The Comfort of Not Knowing

When I was younger, I used to sleep with the closet door open. Most kids prefer to sleep with the closet door closed, because they don't want to know what creepy thing is in there. And if they do think something is coming after them, they pull the covers up over their head and hide, as if a thin layer of blankets will stop the claws of a horrible monster. Me, I would stay awake with the closet door open, blankets up to my nose, staring into the dark because I wanted to see it coming.

But I do understand why kids pull the blankets over their heads. It's because there's a certain comfort in not knowing. When you don't know for sure what's coming, you can imagine the best thing...or the worst thing.

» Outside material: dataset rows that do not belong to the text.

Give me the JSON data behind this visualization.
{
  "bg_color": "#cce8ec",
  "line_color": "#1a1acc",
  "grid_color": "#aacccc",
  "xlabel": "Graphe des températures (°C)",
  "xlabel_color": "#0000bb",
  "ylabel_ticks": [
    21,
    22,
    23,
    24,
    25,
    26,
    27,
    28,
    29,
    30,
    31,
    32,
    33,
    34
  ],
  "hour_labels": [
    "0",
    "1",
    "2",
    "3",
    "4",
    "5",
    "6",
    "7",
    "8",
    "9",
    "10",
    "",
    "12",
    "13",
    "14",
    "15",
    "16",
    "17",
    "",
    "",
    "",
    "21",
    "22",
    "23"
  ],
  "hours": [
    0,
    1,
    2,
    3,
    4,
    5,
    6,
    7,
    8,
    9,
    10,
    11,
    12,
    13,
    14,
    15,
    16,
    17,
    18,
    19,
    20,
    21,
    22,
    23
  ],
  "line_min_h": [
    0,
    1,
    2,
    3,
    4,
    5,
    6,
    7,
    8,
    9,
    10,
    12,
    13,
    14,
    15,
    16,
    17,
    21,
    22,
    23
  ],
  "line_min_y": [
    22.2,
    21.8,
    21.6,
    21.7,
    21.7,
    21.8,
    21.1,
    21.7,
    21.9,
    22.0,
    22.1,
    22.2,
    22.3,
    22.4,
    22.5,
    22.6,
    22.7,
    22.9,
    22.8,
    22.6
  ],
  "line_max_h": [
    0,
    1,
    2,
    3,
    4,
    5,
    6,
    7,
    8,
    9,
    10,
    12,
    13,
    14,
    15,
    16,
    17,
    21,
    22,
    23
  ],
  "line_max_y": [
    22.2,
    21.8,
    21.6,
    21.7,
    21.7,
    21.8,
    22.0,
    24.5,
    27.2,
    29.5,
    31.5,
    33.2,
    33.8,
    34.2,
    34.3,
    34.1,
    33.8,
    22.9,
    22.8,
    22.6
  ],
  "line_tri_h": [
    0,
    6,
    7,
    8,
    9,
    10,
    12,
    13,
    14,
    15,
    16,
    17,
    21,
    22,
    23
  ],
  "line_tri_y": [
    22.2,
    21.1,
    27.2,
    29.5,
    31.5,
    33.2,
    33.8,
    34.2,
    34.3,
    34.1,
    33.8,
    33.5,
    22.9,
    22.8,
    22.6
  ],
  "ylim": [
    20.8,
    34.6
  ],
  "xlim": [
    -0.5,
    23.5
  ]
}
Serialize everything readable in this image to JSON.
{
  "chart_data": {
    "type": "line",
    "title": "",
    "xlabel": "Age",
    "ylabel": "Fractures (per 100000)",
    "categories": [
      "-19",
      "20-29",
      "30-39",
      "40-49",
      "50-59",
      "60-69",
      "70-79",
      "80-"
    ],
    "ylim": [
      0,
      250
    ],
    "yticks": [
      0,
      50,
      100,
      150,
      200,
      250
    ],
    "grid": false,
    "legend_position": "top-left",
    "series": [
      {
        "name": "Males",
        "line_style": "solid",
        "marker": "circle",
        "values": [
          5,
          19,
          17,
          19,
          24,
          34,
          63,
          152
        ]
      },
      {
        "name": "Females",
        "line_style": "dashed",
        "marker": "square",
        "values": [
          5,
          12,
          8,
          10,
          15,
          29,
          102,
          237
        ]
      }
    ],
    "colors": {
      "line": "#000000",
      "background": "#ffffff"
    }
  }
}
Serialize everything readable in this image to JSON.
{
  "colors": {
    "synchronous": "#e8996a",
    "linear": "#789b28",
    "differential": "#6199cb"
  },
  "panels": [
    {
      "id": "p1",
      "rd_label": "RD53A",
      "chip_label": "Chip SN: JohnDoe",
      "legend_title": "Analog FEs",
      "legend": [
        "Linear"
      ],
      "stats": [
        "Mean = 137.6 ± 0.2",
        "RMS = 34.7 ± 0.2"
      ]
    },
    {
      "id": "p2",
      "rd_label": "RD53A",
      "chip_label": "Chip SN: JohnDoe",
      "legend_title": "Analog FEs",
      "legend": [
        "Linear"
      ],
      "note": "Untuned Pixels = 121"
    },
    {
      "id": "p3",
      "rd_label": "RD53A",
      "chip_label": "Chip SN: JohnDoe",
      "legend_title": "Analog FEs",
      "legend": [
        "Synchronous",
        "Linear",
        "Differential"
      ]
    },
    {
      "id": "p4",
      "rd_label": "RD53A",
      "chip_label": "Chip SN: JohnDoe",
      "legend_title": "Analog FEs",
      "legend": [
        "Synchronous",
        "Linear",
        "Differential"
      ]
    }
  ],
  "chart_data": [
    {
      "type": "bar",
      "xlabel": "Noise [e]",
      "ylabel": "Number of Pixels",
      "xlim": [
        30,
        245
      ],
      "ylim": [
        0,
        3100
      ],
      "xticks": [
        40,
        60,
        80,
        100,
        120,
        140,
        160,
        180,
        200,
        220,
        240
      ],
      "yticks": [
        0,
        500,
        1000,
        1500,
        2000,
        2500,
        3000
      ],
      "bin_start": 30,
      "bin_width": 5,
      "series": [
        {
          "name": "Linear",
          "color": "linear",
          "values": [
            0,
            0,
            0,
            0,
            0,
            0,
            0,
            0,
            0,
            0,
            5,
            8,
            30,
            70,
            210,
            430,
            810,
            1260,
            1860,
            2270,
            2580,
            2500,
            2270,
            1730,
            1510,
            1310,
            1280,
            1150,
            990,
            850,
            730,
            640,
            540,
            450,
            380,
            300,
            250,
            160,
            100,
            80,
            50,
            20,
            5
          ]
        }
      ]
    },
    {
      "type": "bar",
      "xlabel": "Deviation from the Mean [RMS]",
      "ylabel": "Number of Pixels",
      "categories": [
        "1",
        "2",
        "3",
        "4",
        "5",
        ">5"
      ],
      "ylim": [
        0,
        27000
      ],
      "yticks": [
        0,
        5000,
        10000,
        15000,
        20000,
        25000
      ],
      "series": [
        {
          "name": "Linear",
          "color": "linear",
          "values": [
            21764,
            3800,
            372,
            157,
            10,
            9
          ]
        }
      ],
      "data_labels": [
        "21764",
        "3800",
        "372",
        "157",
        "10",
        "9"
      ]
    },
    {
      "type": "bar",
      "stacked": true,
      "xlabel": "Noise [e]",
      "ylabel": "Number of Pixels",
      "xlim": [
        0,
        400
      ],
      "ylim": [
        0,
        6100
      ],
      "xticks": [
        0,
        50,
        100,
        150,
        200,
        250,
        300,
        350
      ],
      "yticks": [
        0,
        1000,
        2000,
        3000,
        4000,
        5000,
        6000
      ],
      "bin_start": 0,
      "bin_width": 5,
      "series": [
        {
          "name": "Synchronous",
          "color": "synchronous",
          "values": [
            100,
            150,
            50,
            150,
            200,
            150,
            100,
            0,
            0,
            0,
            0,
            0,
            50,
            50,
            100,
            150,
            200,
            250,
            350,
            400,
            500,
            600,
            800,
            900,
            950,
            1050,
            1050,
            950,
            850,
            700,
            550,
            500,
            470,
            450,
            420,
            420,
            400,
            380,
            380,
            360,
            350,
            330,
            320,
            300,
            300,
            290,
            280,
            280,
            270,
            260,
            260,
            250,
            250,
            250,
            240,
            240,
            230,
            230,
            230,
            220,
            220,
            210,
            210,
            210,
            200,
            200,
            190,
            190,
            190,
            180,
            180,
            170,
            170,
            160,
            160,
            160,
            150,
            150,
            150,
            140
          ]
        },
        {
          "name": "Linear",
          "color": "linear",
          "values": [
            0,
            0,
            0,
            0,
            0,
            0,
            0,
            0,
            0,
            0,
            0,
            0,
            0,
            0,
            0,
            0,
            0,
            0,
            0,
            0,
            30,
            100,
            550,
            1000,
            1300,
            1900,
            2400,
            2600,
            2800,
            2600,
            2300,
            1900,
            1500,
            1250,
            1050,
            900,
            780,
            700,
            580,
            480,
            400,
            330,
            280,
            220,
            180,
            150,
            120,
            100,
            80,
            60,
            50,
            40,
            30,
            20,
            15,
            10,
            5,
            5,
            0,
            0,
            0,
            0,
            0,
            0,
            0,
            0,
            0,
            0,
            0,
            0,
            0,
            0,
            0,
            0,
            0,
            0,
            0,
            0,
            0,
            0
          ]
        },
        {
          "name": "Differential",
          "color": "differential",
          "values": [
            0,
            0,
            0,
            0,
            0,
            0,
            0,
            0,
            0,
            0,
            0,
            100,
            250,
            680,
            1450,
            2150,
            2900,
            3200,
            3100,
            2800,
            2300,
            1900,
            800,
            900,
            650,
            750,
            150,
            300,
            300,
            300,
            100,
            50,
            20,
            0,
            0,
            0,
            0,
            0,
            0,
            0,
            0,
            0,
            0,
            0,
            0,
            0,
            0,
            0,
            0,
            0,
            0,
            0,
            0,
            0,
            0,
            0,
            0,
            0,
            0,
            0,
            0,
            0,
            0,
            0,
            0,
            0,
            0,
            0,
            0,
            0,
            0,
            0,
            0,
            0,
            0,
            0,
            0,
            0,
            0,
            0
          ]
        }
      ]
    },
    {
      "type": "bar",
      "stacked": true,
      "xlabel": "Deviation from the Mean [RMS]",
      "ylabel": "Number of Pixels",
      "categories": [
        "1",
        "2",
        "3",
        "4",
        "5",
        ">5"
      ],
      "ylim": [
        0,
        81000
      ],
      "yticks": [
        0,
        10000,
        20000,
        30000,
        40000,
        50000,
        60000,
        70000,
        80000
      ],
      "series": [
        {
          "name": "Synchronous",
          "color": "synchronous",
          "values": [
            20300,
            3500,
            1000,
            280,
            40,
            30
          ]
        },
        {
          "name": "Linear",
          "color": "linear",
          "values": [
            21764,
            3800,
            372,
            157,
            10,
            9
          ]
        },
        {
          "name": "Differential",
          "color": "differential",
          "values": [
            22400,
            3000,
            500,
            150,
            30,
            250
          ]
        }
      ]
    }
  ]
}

When I was in high school, I had a crush on a girl named Shelly. She was a close friend of mine, but I didn't tell her how I felt for a really long time. Before I told her, I could imagine all sorts of things. I could imagine that she was feeling the same way, that she was head over heels in love with me and she was just waiting for me to say something. Or, I could imagine that she didn't feel the same way at all; that she would recoil in horror or burst out laughing. I spent a lot of time going back and forth between these two possibilities. I was comfortable living in this tension; in a world where both the best possible and the worst imaginable could be true, and knew that in knowing the truth, both worlds would be shattered and only the mundane actual would exist.

Many of us live life like this. With the covers pulled up over our heads, not wanting to see what's coming. The news could be the best possible or the worst imaginable. It's how a lot of people deal with God and what happens after you die too.

Me, I want to see it coming.

Tuesday, January 20, 2009

Miracles

If you believe in God, you have to believe in miracles. To believe in God means that you believe in something that is outside the natural laws of the universe. If you believe in God, but believe that he does not exist beyond the laws of physics, then that is the same as not believing in God. Therefore, if you believe there is a God, then you believe that something exists beyond the laws of physics, hence you believe in miracles.

And if you believe that God created the universe, then you believe that he determined the laws of physics; that he decided that the acceleration of gravity would be 9.98 meters per second per second; that the charges of one proton and one electron would balance each other out and to throw in some neutrally charged particles to add some extra weight. He decided that all things would be subject to these laws and then he pulled the cord and began things spinning in perfect harmony. If he determined these laws when he created the universe, then he himself is not subject to the laws of the universe. He can work outside of them, since he worked just fine before they were created.

Therefore, if you believe in God, you must believe in miracles.

The fundemental issue we have with miracles, then, is not God's ability to achieve them--it is his willingness. God can do something miraculous, but will he? God could heal me, but will he? God can stop this war, but is he willing? God could change my life...if he wanted to.

The real issue here is: how important are we to God? Does he care about my health? My family? My life?

Yes, I believe that God can do miracles in my life. But, does he want to? That is the question with which I struggle.

Friday, January 9, 2009

Struggles with God

A lot of people think of the Bible as a book of rules. Others think of it as a book filled with good advice. What the Bible really is, is a story. It's a story of encouragement for broken and hurting people who continuously fail. It's a story of encouragement, because that's the kind of people that appear in the Bible-the kind of people that God uses.

A king that gives into lust, gets a girl pregnant and kills her husband to cover it up. A man adopted into privilege who murders and then spends forty years hiding in the desert. A woman divorced multiple times and ostracized from her community. These are the people that God chooses to represent him in this world.

In the book of Genesis God gives his chosen people a name-'Israel'. A name that in hebrew means 'one who struggles with God'. It's an unusual name to give to the people who are to take his message into the world.

Maybe God's trying to tell us something. Maybe he's trying to tell us that we don't have to live perfectly to live with him. To live with God means to struggle with him.

That is what we are called to be. Not perfect, not sinless. Simply 'God strugglers'.